Das wird jedoch nicht als „Triumph des Willens“ verkauft, wie es in US-Formatvorlagen über den Weg zum Erfolg oft genug vorgeführt wird. Vielmehr zeigt der Film die stille Kraft, die im Mäandern liegt. Denn es sind oft die Abwege, die dem suchenden Udo die richtige Richtung weisen. Für einige Fans wird Jan Bülow als Lindenberg vielleicht eine Enttäuschung sein. Denn mit dem coolen Udo, der den Hut tief ins Gesicht gezogen hat und mit kultiviert nasaler Stimme zu seinem Konzertpublikum spricht, hat Bülows Performance wenig zu tun. Die Charisma-Differenz wird sehr deutlich, als der echte 73jährige Udo dem Film am Schluss mit einem hinreißenden Auftritt seinen Segen gibt.

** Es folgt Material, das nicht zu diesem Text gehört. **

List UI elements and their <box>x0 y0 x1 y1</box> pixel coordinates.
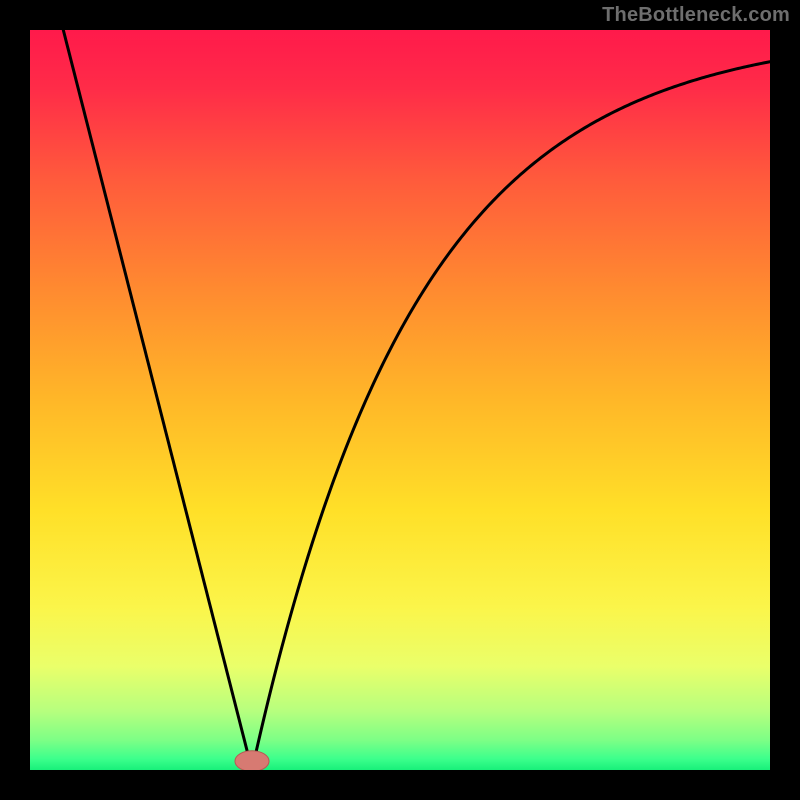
watermark-text: TheBottleneck.com <box>602 4 790 27</box>
chart-frame: TheBottleneck.com <box>0 0 800 800</box>
plot-background <box>30 30 770 770</box>
bottleneck-chart <box>0 0 800 800</box>
optimal-point-marker <box>235 751 269 772</box>
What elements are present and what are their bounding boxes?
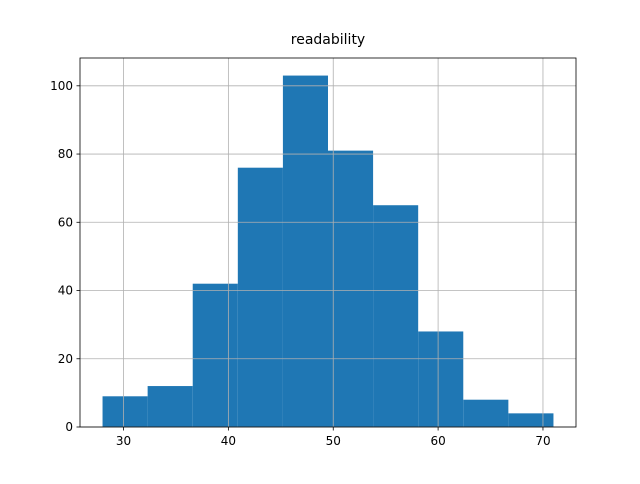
y-tick-label: 40: [58, 284, 73, 298]
y-tick-label: 80: [58, 147, 73, 161]
plot-frame: [79, 57, 577, 428]
y-tick-label: 60: [58, 215, 73, 229]
bar: [192, 283, 238, 427]
y-tick-label: 0: [65, 420, 73, 434]
bar: [328, 150, 374, 427]
x-tick-label: 40: [221, 434, 236, 448]
y-tick-label: 100: [50, 79, 73, 93]
bar: [418, 331, 464, 427]
bar: [102, 396, 148, 427]
bar: [282, 75, 328, 428]
bar: [508, 413, 554, 427]
bar: [373, 205, 419, 427]
x-tick-label: 60: [430, 434, 445, 448]
x-tick-label: 50: [326, 434, 341, 448]
x-tick-label: 70: [535, 434, 550, 448]
x-tick-label: 30: [116, 434, 131, 448]
bar: [237, 167, 283, 427]
chart-title: readability: [291, 32, 365, 48]
bar: [463, 399, 509, 427]
y-tick-label: 20: [58, 352, 73, 366]
bar: [147, 386, 193, 427]
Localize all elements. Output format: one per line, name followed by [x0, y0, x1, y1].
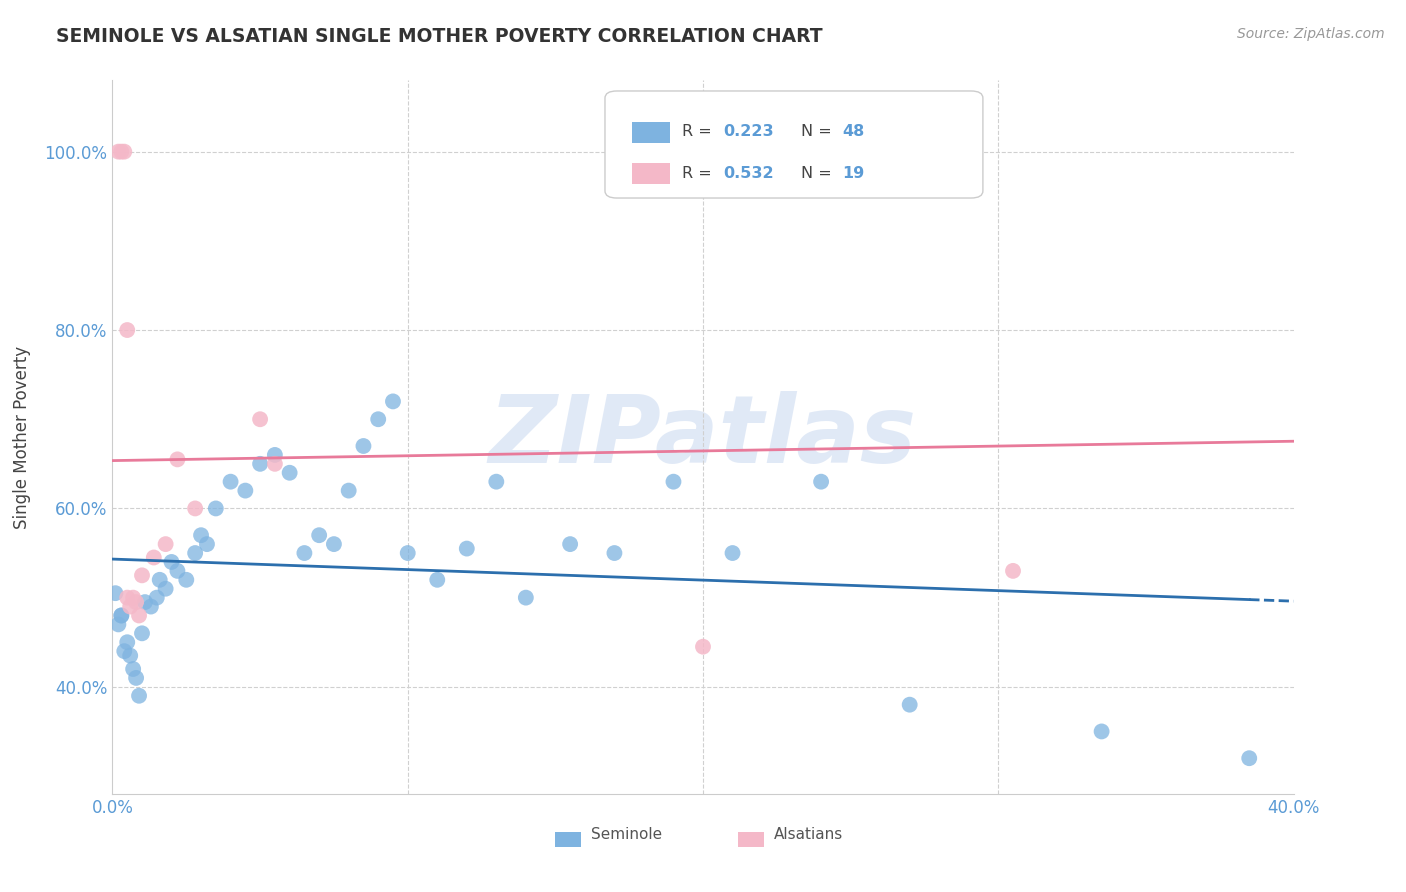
- FancyBboxPatch shape: [605, 91, 983, 198]
- Point: [692, 640, 714, 654]
- Point: [323, 537, 346, 551]
- Point: [134, 595, 156, 609]
- Bar: [738, 831, 765, 847]
- Point: [195, 537, 218, 551]
- Point: [155, 582, 177, 596]
- Point: [1001, 564, 1024, 578]
- Point: [104, 586, 127, 600]
- Point: [110, 608, 132, 623]
- Point: [184, 501, 207, 516]
- Point: [249, 412, 271, 426]
- Point: [184, 546, 207, 560]
- Point: [337, 483, 360, 498]
- Point: [117, 635, 138, 649]
- Bar: [555, 831, 581, 847]
- Point: [308, 528, 330, 542]
- Point: [233, 483, 256, 498]
- Point: [558, 537, 582, 551]
- Point: [120, 599, 142, 614]
- Point: [107, 145, 129, 159]
- Point: [382, 394, 405, 409]
- Point: [110, 145, 132, 159]
- Point: [174, 573, 197, 587]
- Point: [1091, 724, 1114, 739]
- Text: ZIPatlas: ZIPatlas: [489, 391, 917, 483]
- Point: [139, 599, 162, 614]
- Point: [1239, 751, 1261, 765]
- Point: [810, 475, 832, 489]
- Point: [107, 617, 129, 632]
- Point: [367, 412, 389, 426]
- Point: [249, 457, 271, 471]
- Point: [292, 546, 315, 560]
- Point: [112, 145, 135, 159]
- Point: [131, 626, 153, 640]
- Point: [128, 608, 150, 623]
- Point: [146, 591, 169, 605]
- Point: [721, 546, 744, 560]
- Point: [117, 323, 138, 337]
- Point: [117, 591, 138, 605]
- Text: N =: N =: [801, 166, 837, 180]
- Point: [110, 608, 132, 623]
- Text: N =: N =: [801, 124, 837, 139]
- Point: [264, 448, 287, 462]
- Point: [160, 555, 183, 569]
- Point: [396, 546, 419, 560]
- Point: [603, 546, 626, 560]
- Point: [485, 475, 508, 489]
- Point: [278, 466, 301, 480]
- Text: 19: 19: [842, 166, 865, 180]
- Point: [122, 591, 145, 605]
- Point: [352, 439, 374, 453]
- Text: Alsatians: Alsatians: [773, 827, 844, 842]
- Text: 48: 48: [842, 124, 865, 139]
- Y-axis label: Single Mother Poverty: Single Mother Poverty: [13, 345, 31, 529]
- Point: [155, 537, 177, 551]
- Point: [149, 573, 172, 587]
- Text: R =: R =: [682, 166, 717, 180]
- Point: [515, 591, 537, 605]
- Point: [131, 568, 153, 582]
- Point: [456, 541, 478, 556]
- Point: [125, 595, 148, 609]
- Point: [122, 662, 145, 676]
- Point: [166, 452, 188, 467]
- Point: [125, 671, 148, 685]
- Point: [898, 698, 921, 712]
- Point: [166, 564, 188, 578]
- Point: [112, 644, 135, 658]
- Point: [120, 648, 142, 663]
- Text: 0.532: 0.532: [723, 166, 773, 180]
- Point: [205, 501, 228, 516]
- Text: SEMINOLE VS ALSATIAN SINGLE MOTHER POVERTY CORRELATION CHART: SEMINOLE VS ALSATIAN SINGLE MOTHER POVER…: [56, 27, 823, 45]
- Text: Source: ZipAtlas.com: Source: ZipAtlas.com: [1237, 27, 1385, 41]
- Text: 0.223: 0.223: [723, 124, 773, 139]
- Point: [426, 573, 449, 587]
- Point: [128, 689, 150, 703]
- Bar: [633, 163, 669, 185]
- Point: [219, 475, 242, 489]
- Text: R =: R =: [682, 124, 717, 139]
- Point: [928, 145, 950, 159]
- Text: Seminole: Seminole: [591, 827, 662, 842]
- Point: [190, 528, 212, 542]
- Point: [264, 457, 287, 471]
- Bar: [633, 121, 669, 143]
- Point: [142, 550, 165, 565]
- Point: [662, 475, 685, 489]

Aber Bülows Auftrag ist es auch nicht, den Mythos Lindenberg auf die Leinwand zu bringen, sondern den jungen Musiker, der seinen Eigensinn, seine Coolness und sein Genie aus der eigenen Indifferenz heraus noch entfalten muss. Und diesen Prozess musikalischer Persönlichkeitsbildung bringt Bülow mit viel Einfühlungsvermögen und ohne falschen Imitationswillen überzeugend auf die Leinwand. Zu diesem Selbstfindungsprozess gehört auch eine Zeit, die solche Freiräume zulässt. Und Huntgeburth inszeniert die 1970er mit liebevollem Zeitkolorit nicht als verklärtes Hippie-Paradies, sondern als eine Ära, die mit ihrer politischen, kulturellen und sexuellen Aufbruchstimmung viele Abwege angeboten hat – bis man irgendwann bereit war, sein eigenes „Ding“ zu machen.